[LU-1394] lctl ping fails with EIO on freshly restarted node Created: 09/May/12 Updated: 29/May/17 Resolved: 29/May/17 |
|
| Status: | Resolved |
| Project: | Lustre |
| Component/s: | None |
| Affects Version/s: | Lustre 2.3.0, Lustre 2.1.1 |
| Fix Version/s: | None |
| Type: | Bug | Priority: | Major |
| Reporter: | Brian Murrell (Inactive) | Assignee: | Doug Oucharek (Inactive) |
| Resolution: | Low Priority | Votes: | 0 |
| Labels: | None | ||
| Severity: | 3 |
| Rank (Obsolete): | 4035 |
| Description |
|
I have two nodes, "oss1" and "mds1". I can lctl ping from oss1 to mds1 with no problem, proving basic infrastructure is correct. If I kill mds1 (i.e. pull the power cord) and boot it back up and start lnet, the first lctl ping from oss1 to it will fail with an EIO. A subsequent lctl ping will succeed. In terms of network traffic when this happens, 3 TCP sessions from oss1 to mds1 are established, serially – that is 1 is opened and then closed, 2 is opened and then closed and 3 is opened and left open.

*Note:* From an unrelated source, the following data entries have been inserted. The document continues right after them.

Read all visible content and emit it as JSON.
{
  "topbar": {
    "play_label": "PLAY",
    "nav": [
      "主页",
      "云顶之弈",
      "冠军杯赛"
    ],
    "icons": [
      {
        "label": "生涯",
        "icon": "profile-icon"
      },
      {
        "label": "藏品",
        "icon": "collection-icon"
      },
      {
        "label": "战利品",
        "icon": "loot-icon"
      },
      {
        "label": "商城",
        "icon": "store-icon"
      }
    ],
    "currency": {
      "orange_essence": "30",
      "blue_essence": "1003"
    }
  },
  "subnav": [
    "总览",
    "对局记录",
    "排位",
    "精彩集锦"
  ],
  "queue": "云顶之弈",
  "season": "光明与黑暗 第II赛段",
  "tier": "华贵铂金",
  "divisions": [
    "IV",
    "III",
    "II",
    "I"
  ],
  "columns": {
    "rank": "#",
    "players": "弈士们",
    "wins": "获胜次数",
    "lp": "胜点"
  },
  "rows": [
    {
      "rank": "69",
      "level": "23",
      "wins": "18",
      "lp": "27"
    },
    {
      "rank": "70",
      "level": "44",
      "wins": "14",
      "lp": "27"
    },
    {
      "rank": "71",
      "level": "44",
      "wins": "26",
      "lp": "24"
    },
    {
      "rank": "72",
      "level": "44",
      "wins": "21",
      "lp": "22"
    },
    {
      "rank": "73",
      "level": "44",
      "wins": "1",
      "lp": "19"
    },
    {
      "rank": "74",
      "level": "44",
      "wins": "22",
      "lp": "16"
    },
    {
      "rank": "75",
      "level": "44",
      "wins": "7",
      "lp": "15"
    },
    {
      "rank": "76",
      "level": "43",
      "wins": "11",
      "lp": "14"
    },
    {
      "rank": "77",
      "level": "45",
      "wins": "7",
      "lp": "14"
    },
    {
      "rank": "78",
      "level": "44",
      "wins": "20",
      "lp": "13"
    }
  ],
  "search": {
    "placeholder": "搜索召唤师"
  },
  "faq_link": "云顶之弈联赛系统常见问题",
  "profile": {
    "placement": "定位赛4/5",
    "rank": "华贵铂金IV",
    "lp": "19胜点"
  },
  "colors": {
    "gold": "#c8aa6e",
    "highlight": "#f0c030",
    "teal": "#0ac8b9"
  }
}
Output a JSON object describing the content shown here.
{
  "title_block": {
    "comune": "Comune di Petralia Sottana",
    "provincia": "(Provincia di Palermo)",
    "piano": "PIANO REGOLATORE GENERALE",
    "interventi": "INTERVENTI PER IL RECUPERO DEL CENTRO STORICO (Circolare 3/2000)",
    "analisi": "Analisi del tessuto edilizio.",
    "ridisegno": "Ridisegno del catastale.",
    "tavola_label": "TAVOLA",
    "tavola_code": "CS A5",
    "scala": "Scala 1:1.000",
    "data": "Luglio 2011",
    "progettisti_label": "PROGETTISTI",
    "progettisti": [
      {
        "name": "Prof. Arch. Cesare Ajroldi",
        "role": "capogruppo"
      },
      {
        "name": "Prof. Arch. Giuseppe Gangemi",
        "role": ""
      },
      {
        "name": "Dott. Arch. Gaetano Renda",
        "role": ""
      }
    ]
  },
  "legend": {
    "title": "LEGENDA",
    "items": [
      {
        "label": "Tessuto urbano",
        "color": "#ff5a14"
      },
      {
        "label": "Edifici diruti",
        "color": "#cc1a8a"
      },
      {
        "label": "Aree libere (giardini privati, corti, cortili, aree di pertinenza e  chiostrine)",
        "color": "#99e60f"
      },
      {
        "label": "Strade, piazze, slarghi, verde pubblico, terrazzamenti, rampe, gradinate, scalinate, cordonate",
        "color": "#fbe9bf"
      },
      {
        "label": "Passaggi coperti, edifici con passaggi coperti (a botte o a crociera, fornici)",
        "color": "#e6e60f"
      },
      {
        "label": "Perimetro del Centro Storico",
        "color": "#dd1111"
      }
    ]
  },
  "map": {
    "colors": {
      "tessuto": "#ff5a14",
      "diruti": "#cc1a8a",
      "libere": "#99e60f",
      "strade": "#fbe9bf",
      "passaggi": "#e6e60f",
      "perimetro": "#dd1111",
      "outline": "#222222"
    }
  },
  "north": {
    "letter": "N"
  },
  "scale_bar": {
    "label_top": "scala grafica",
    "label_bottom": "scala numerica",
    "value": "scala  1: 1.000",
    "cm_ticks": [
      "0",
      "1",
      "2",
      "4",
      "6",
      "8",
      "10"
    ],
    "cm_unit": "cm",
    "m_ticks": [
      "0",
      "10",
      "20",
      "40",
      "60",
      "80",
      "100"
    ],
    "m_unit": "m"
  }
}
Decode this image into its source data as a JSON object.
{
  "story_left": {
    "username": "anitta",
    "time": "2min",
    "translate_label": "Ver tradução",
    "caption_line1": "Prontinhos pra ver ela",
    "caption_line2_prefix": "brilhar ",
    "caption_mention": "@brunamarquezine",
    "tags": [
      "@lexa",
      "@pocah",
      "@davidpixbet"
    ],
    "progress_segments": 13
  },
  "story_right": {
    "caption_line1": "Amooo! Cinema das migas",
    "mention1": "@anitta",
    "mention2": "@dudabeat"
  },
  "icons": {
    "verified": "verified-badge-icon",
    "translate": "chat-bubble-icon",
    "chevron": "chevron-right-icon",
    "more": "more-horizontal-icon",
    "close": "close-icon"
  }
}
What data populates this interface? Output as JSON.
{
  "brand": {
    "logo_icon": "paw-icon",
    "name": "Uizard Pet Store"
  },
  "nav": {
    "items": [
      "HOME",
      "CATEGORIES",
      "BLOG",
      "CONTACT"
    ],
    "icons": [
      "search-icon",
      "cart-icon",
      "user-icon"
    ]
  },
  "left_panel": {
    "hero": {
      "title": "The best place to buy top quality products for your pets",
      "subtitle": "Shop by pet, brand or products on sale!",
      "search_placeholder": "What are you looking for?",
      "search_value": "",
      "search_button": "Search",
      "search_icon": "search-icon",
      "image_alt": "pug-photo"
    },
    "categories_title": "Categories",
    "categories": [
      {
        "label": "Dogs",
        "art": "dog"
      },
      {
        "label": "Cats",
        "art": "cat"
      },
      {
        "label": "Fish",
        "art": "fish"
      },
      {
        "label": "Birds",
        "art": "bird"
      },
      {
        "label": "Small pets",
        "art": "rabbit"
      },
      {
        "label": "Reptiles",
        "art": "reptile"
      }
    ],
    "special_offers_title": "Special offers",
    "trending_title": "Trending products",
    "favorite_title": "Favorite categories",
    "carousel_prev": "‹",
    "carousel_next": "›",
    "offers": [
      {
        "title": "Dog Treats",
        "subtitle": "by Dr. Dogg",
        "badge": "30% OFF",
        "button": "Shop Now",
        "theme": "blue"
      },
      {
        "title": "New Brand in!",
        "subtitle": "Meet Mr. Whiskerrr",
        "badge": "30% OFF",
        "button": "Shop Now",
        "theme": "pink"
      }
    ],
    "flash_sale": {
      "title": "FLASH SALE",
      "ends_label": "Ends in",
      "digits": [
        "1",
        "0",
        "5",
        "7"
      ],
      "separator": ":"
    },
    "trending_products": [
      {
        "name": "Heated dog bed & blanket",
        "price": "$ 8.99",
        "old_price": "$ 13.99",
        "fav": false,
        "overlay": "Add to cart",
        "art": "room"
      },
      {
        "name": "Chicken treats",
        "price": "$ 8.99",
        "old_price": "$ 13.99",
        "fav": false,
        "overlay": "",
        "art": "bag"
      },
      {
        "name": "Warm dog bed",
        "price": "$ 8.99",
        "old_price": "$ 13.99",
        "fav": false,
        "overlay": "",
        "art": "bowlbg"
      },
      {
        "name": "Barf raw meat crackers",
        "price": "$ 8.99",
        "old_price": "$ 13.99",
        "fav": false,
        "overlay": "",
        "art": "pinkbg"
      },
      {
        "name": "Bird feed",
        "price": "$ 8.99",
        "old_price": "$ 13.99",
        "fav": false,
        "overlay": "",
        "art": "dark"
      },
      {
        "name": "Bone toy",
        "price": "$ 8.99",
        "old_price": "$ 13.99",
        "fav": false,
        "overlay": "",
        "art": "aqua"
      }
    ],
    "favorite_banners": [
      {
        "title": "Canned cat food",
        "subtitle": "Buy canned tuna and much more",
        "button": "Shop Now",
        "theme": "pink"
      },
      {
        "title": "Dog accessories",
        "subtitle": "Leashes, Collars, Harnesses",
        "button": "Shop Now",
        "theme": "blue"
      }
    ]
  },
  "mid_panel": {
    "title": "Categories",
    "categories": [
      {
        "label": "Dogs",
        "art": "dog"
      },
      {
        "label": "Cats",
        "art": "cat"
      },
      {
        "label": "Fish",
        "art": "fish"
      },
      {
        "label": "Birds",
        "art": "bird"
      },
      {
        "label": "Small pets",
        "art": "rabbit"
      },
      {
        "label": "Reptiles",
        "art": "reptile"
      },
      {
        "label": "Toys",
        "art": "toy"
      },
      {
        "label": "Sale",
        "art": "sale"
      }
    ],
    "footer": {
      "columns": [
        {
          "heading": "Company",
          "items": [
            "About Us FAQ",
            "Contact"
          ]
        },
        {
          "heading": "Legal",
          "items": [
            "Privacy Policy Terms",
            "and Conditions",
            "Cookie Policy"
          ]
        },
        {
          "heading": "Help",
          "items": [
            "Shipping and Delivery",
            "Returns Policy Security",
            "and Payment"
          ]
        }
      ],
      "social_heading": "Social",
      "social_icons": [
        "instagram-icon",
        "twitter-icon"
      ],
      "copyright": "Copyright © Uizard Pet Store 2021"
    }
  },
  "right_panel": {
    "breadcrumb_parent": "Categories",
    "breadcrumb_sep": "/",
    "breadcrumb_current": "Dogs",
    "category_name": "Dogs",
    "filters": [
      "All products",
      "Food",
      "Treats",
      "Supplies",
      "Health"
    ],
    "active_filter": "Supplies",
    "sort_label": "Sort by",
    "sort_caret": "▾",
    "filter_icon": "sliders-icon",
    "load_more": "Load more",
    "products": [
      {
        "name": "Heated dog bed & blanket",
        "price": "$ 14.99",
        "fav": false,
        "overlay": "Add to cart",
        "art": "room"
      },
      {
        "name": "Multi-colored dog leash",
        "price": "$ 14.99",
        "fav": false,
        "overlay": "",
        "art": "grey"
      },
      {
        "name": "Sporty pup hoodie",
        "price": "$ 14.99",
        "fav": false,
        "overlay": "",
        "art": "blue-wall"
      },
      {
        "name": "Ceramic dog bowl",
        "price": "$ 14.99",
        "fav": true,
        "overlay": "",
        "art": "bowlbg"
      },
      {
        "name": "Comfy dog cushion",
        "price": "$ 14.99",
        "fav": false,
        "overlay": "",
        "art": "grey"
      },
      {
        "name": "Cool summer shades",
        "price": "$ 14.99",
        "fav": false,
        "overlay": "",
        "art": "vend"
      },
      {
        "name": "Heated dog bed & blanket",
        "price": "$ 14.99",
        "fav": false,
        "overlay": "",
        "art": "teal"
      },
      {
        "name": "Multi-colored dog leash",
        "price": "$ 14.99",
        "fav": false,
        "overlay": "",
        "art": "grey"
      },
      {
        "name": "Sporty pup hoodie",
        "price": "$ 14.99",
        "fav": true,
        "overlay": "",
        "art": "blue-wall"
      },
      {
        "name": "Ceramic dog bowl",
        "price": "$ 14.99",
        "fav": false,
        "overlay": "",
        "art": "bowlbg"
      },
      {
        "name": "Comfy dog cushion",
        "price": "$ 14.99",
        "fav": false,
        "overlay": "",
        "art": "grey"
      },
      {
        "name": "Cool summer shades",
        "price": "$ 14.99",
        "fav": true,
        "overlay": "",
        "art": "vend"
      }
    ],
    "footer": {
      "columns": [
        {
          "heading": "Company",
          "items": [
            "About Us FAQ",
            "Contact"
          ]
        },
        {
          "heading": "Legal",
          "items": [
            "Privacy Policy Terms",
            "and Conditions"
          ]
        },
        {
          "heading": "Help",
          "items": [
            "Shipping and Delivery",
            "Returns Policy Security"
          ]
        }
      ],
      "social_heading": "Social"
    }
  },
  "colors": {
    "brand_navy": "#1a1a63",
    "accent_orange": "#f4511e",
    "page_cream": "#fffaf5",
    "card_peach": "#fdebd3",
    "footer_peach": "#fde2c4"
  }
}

The first two exchange a few packets each and close down gracefully. The third seems to be much longer lived and is in fact the session where both the failed and then the successful lctl ping happen and it continues to live on. Clearly this problem is not an artefact of TCP or IP and is entirely an artefact of LNET itself, so it seems that LNET ought to be able to handle this situation more gracefully. |
| Comments |
| Comment by Brian Murrell (Inactive) [ 09/May/12 ] |
|
I should expand a bit on this and outline the real problem we are seeing. In the above scenario, if "mds1" is the MGS, registration of a new OST can fail to reach this freshly rebooted MGS and results in: # mount -t lustre -o loop /var/tmp/test_ost /mnt/lustre/ost3
mount.lustre: mount /dev/loop1 at /mnt/lustre/ost3 failed: Input/output error
Is the MGS running?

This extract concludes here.